Eventually, he stops everything he’s doing, gathers himself up by his short hind legs.  He emerges from his abode, and he is very hungry … ravenous, really.  Naturally, he is a dedicated carnivore … but, he is not discriminatory in his diet, he will eat anything when he is hungry-hungry.  Of-course, a boo-da has night vision same as a hyena, and he accurately remembers where the pre-selected prey lives.  Humans are his enemy, but most importantly for him, they are also his meal.

At night, households in the countryside lock their doors, stables are secured with the animals safe inside, and guard dogs are at their posts.  Families hold their dear children tight and near.  Fires are kept going, and dark corners are lit well.  Nothing is left to chance.

Outside, no person travels alone.  Everybody has his spear or his sword by his side!

Day or night, children are normally safe because their parents make them wear tiny leather pouches (talismans) around their necks for protection.  These magical potions are specially prepared by the head shaman in the community, and they are not exactly cheap.  A family with four children may have to give the shaman a cow for four talismans.  The ingredients in the talisman as well as the written words on the little leather pouch render a child invisible to a boo-da.  No wonder villagers always warn:  woe be to the careless child who loses his talisman!

As you may have surmised, a boo-da reverts to his human form during the day.  People who think they have seen him in person usually describe him as shifty-eyed and unsociable.  He always appears to be spying on people and their belongings.  No doubt, people are convinced that he is the one with the evil eye.  That is why they know better than to eat or drink outside in the open and neither would they bathe naked in the river.  If a boo-da happens to be nearby and catches sight of you in a vulnerable state, he will mark you in his memory and you will not be long for this world.  Either the boo-da will get you, or you will suffer and die from a sudden incurable disease.

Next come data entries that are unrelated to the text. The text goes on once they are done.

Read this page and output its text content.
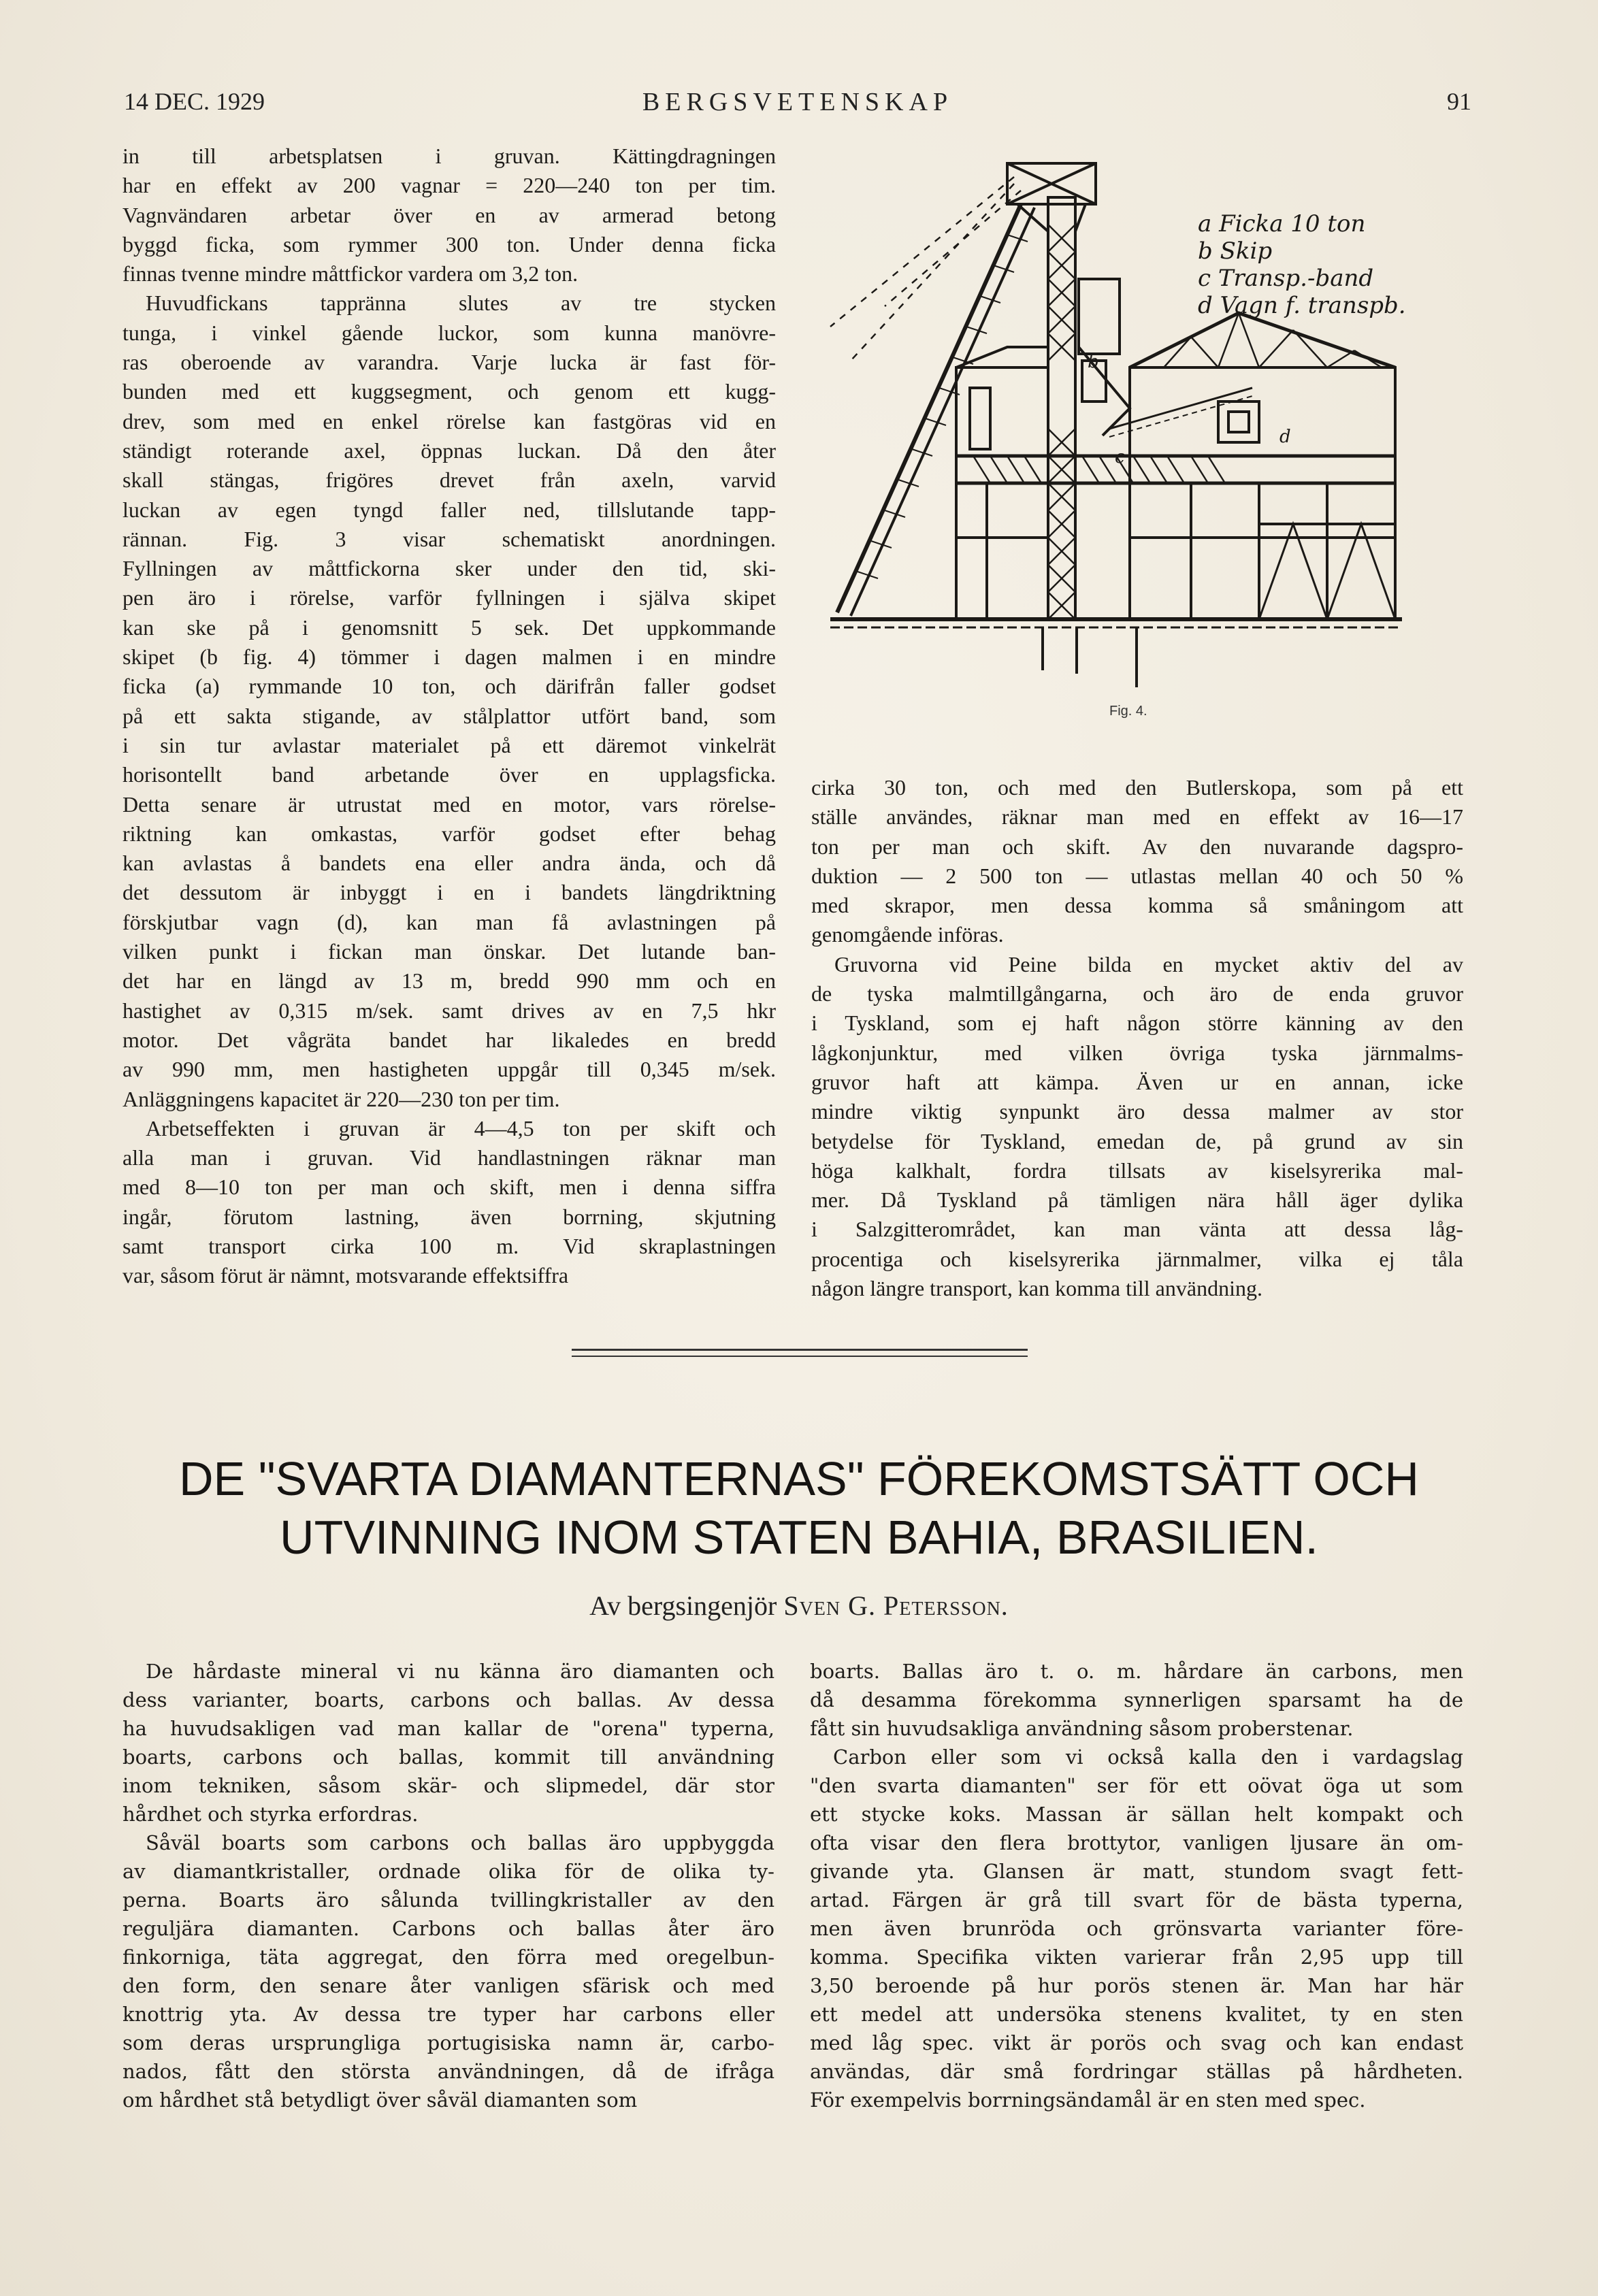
14 DEC. 1929	BERGSVETENSKAP	91
in till arbetsplatsen i gruvan. Kättingdragningen
har en effekt av 200 vagnar = 220—240 ton per tim.
Vagnvändaren arbetar över en av armerad betong
byggd ficka, som rymmer 300 ton. Under denna ficka
finnas tvenne mindre måttfickor vardera om 3,2 ton.
Huvudfickans tappränna slutes av tre stycken
tunga, i vinkel gående luckor, som kunna manövre-
ras oberoende av varandra. Varje lucka är fast för-
bunden med ett kuggsegment, och genom ett kugg-
drev, som med en enkel rörelse kan fastgöras vid en
ständigt roterande axel, öppnas luckan. Då den åter
skall stängas, frigöres drevet från axeln, varvid
luckan av egen tyngd faller ned, tillslutande tapp-
rännan. Fig. 3 visar schematiskt anordningen.
Fyllningen av måttfickorna sker under den tid, ski-
pen äro i rörelse, varför fyllningen i själva skipet
kan ske på i genomsnitt 5 sek. Det uppkommande
skipet (b fig. 4) tömmer i dagen malmen i en mindre
ficka (a) rymmande 10 ton, och därifrån faller godset
på ett sakta stigande, av stålplattor utfört band, som
i sin tur avlastar materialet på ett däremot vinkelrät
horisontellt band arbetande över en upplagsficka.
Detta senare är utrustat med en motor, vars rörelse-
riktning kan omkastas, varför godset efter behag
kan avlastas å bandets ena eller andra ända, och då
det dessutom är inbyggt i en i bandets längdriktning
förskjutbar vagn (d), kan man få avlastningen på
vilken punkt i fickan man önskar. Det lutande ban-
det har en längd av 13 m, bredd 990 mm och en
hastighet av 0,315 m/sek. samt drives av en 7,5 hkr
motor. Det vågräta bandet har likaledes en bredd
av 990 mm, men hastigheten uppgår till 0,345 m/sek.
Anläggningens kapacitet är 220—230 ton per tim.
Arbetseffekten i gruvan är 4—4,5 ton per skift och
alla man i gruvan. Vid handlastningen räknar man
med 8—10 ton per man och skift, men i denna siffra
ingår, förutom lastning, även borrning, skjutning
samt transport cirka 100 m. Vid skraplastningen
var, såsom förut är nämnt, motsvarande effektsiffra
a Ficka 10 ton
b Skip
c Transp.-band
d Vagn f. transpb.
b
c
d
Fig. 4.
cirka 30 ton, och med den Butlerskopa, som på ett
ställe användes, räknar man med en effekt av 16—17
ton per man och skift. Av den nuvarande dagspro-
duktion — 2 500 ton — utlastas mellan 40 och 50 %
med skrapor, men dessa komma så småningom att
genomgående införas.
Gruvorna vid Peine bilda en mycket aktiv del av
de tyska malmtillgångarna, och äro de enda gruvor
i Tyskland, som ej haft någon större känning av den
lågkonjunktur, med vilken övriga tyska järnmalms-
gruvor haft att kämpa. Även ur en annan, icke
mindre viktig synpunkt äro dessa malmer av stor
betydelse för Tyskland, emedan de, på grund av sin
höga kalkhalt, fordra tillsats av kiselsyrerika mal-
mer. Då Tyskland på tämligen nära håll äger dylika
i Salzgitterområdet, kan man vänta att dessa låg-
procentiga och kiselsyrerika järnmalmer, vilka ej tåla
någon längre transport, kan komma till användning.
DE "SVARTA DIAMANTERNAS" FÖREKOMSTSÄTT OCH
UTVINNING INOM STATEN BAHIA, BRASILIEN.
Av bergsingenjör Sven G. Petersson.
De hårdaste mineral vi nu känna äro diamanten och
dess varianter, boarts, carbons och ballas. Av dessa
ha huvudsakligen vad man kallar de "orena" typerna,
boarts, carbons och ballas, kommit till användning
inom tekniken, såsom skär- och slipmedel, där stor
hårdhet och styrka erfordras.
Såväl boarts som carbons och ballas äro uppbyggda
av diamantkristaller, ordnade olika för de olika ty-
perna. Boarts äro sålunda tvillingkristaller av den
reguljära diamanten. Carbons och ballas åter äro
finkorniga, täta aggregat, den förra med oregelbun-
den form, den senare åter vanligen sfärisk och med
knottrig yta. Av dessa tre typer har carbons eller
som deras ursprungliga portugisiska namn är, carbo-
nados, fått den största användningen, då de ifråga
om hårdhet stå betydligt över såväl diamanten som
boarts. Ballas äro t. o. m. hårdare än carbons, men
då desamma förekomma synnerligen sparsamt ha de
fått sin huvudsakliga användning såsom proberstenar.
Carbon eller som vi också kalla den i vardagslag
"den svarta diamanten" ser för ett oövat öga ut som
ett stycke koks. Massan är sällan helt kompakt och
ofta visar den flera brottytor, vanligen ljusare än om-
givande yta. Glansen är matt, stundom svagt fett-
artad. Färgen är grå till svart för de bästa typerna,
men även brunröda och grönsvarta varianter före-
komma. Specifika vikten varierar från 2,95 upp till
3,50 beroende på hur porös stenen är. Man har här
ett medel att undersöka stenens kvalitet, ty en sten
med låg spec. vikt är porös och svag och kan endast
användas, där små fordringar ställas på hårdheten.
För exempelvis borrningsändamål är en sten med spec.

As has been pointed out earlier, a boo-da is very crafty and stealthy, and no one knows the location of his residence.  His animal instincts, and especially his sense of smell and hearing alert him to humans if they accidentally come anywhere near his abode.  He then quickly relocates to a new place, and his solitary life resumes.  A boo-da can live to a ripe old age.  And when he dies, it will usually be from starvation because he is too weak from old age to go out and hunt humans anymore.